Search code examples
pythonimageopencvimage-processingimage-recognition

Extract text inside rectangle from image


i have an image with multiple red rectangle image extraction and output is good.

i'm using https://github.com/autonise/CRAFT-Remade for text-recognition

original:

Original

my image:

IMAGE

i try to extract text only in all rectangle with pytesserac but without success. output result :

r

2

aseeaaei

ae

How we can extract text from this image correctly with accuracy?

part of code:

def saveResult(img_file, img, boxes, dirname='./result/', verticals=None, texts=None):
        """ save text detection result one by one
        Args:
            img_file (str): image file name
            img (array): raw image context
            boxes (array): array of result file
                Shape: [num_detections, 4] for BB output / [num_detections, 4] for QUAD output
        Return:
            None
        """
        img = np.array(img)

        # make result file list
        filename, file_ext = os.path.splitext(os.path.basename(img_file))

        # result directory
        res_file = dirname + "res_" + filename + '.txt'
        res_img_file = dirname + "res_" + filename + '.jpg'

        if not os.path.isdir(dirname):
            os.mkdir(dirname)

        with open(res_file, 'w') as f:
            for i, box in enumerate(boxes):
                poly = np.array(box).astype(np.int32).reshape((-1))
                strResult = ','.join([str(p) for p in poly]) + '\r\n'
                f.write(strResult)

                poly = poly.reshape(-1, 2)
                cv2.polylines(img, [poly.reshape((-1, 1, 2))], True, color=(0, 0, 255), thickness=2) # HERE
                ptColor = (0, 255, 255)
                if verticals is not None:
                    if verticals[i]:
                        ptColor = (255, 0, 0)

                if texts is not None:
                    font = cv2.FONT_HERSHEY_SIMPLEX
                    font_scale = 0.5
                    cv2.putText(img, "{}".format(texts[i]), (poly[0][0]+1, poly[0][1]+1), font, font_scale, (0, 0, 0), thickness=1)
                    cv2.putText(img, "{}".format(texts[i]), tuple(poly[0]), font, font_scale, (0, 255, 255), thickness=1)

        # Save result image
        cv2.imwrite(res_img_file, img)

after your comment, here's result:

Modified

and tesseract result good for first test but not accuracy :

400
300
200

“2615

1950



24
16

Solution

  • When using Pytesseract to extract text, preprocessing the image is extremely important.

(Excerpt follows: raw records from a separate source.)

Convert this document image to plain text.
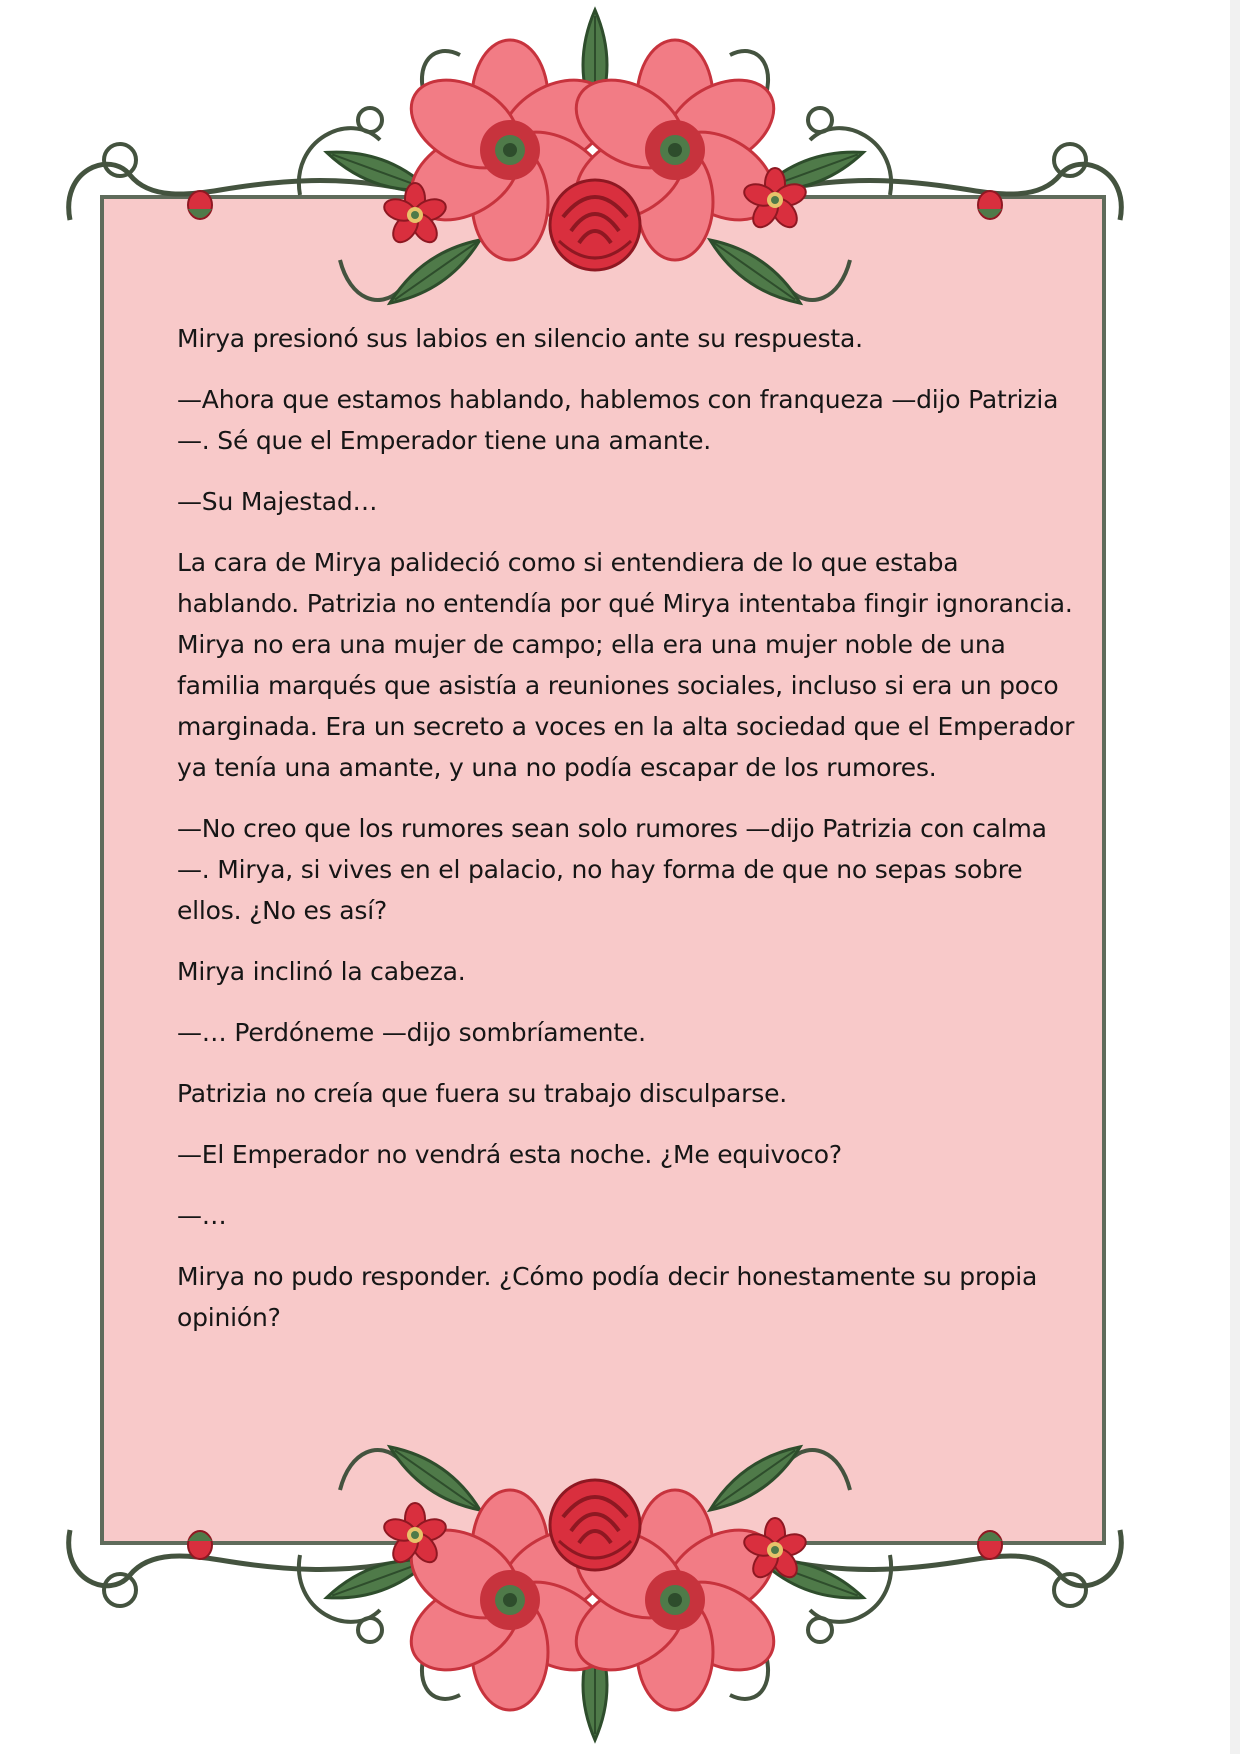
Mirya presionó sus labios en silencio ante su respuesta.

—Ahora que estamos hablando, hablemos con franqueza —dijo Patrizia—. Sé que el Emperador tiene una amante.

—Su Majestad…

La cara de Mirya palideció como si entendiera de lo que estaba hablando. Patrizia no entendía por qué Mirya intentaba fingir ignorancia. Mirya no era una mujer de campo; ella era una mujer noble de una familia marqués que asistía a reuniones sociales, incluso si era un poco marginada. Era un secreto a voces en la alta sociedad que el Emperador ya tenía una amante, y una no podía escapar de los rumores.

—No creo que los rumores sean solo rumores —dijo Patrizia con calma—. Mirya, si vives en el palacio, no hay forma de que no sepas sobre ellos. ¿No es así?

Mirya inclinó la cabeza.

—… Perdóneme —dijo sombríamente.

Patrizia no creía que fuera su trabajo disculparse.

—El Emperador no vendrá esta noche. ¿Me equivoco?

—…

Mirya no pudo responder. ¿Cómo podía decir honestamente su propia opinión?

In general, we want to preprocess the text such that the desired text to extract is black with the background in white. To do this, we can use Otsu's threshold to obtain a binary image then perform morphological operations to filter and remove noise. Here's a pipeline:

    • Convert image to grayscale and resize
    • Otsu's threshold for binary image
    • Invert image and perform morphological operations
    • Find contours
    • Filter using contour approximation, aspect ratio, and contour area
    • Remove unwanted noise
    • Perform text recognition

    After converting to grayscale, we resize the image using imutils.resize() then Otsu's threshold for a binary image. The image is now in only black or white but there is still unwanted noise

    From here we invert the image and perform morphological operations with a horizontal kernel. This step merges the text into a single contour where we can filter and remove the unwanted lines and small blobs

    Now we find contours and filter using a combination of contour approximation, aspect ratio, and contour area to isolate the unwanted sections. The removed noise is highlighted in green

    Now that the noise is removed, we invert the image again to have the desired text in black then perform text extraction. I've also noticed that adding in a slight blur enhances recognition. Here's the cleaned image we perform text extraction on

    We give Pytesseract the --psm 6 configuration since we want to treat the image as a uniform block of text. Here's the result from Pytesseract

    6745 63 6 10.50
    2245 21 18 17
    525 4 22 0.18
    400 4 a 0.50
    300 3 4 0.75
    200 2 3 0.22
    2575 24 3 0.77
    1950 ii 12 133
    

    The output isn't perfect but its close. You can experiment with additional configuration settings here

    import cv2
    import pytesseract
    import imutils
    
    pytesseract.pytesseract.tesseract_cmd = r"C:\Program Files\Tesseract-OCR\tesseract.exe"
    
    # Resize, grayscale, Otsu's threshold
    image = cv2.imread('1.png')
    image = imutils.resize(image, width=500)
    gray = cv2.cvtColor(image, cv2.COLOR_BGR2GRAY)
    thresh = cv2.threshold(gray, 0, 255, cv2.THRESH_BINARY_INV + cv2.THRESH_OTSU)[1]
    
    # Invert image and perform morphological operations
    inverted = 255 - thresh
    kernel = cv2.getStructuringElement(cv2.MORPH_RECT, (15,3))
    close = cv2.morphologyEx(inverted, cv2.MORPH_CLOSE, kernel, iterations=1)
    
    # Find contours and filter using aspect ratio and area
    cnts = cv2.findContours(close, cv2.RETR_EXTERNAL, cv2.CHAIN_APPROX_SIMPLE)
    cnts = cnts[0] if len(cnts) == 2 else cnts[1]
    for c in cnts:
        area = cv2.contourArea(c)
        peri = cv2.arcLength(c, True)
        approx = cv2.approxPolyDP(c, 0.01 * peri, True)
        x,y,w,h = cv2.boundingRect(approx)
        aspect_ratio = w / float(h)
        if (aspect_ratio >= 2.5 or area < 75):
            cv2.drawContours(thresh, [c], -1, (255,255,255), -1)
    
    # Blur and perform text extraction
    thresh = cv2.GaussianBlur(thresh, (3,3), 0)
    data = pytesseract.image_to_string(thresh, lang='eng',config='--psm 6')
    print(data)
    
    cv2.imshow('close', close)
    cv2.imshow('thresh', thresh)
    cv2.waitKey()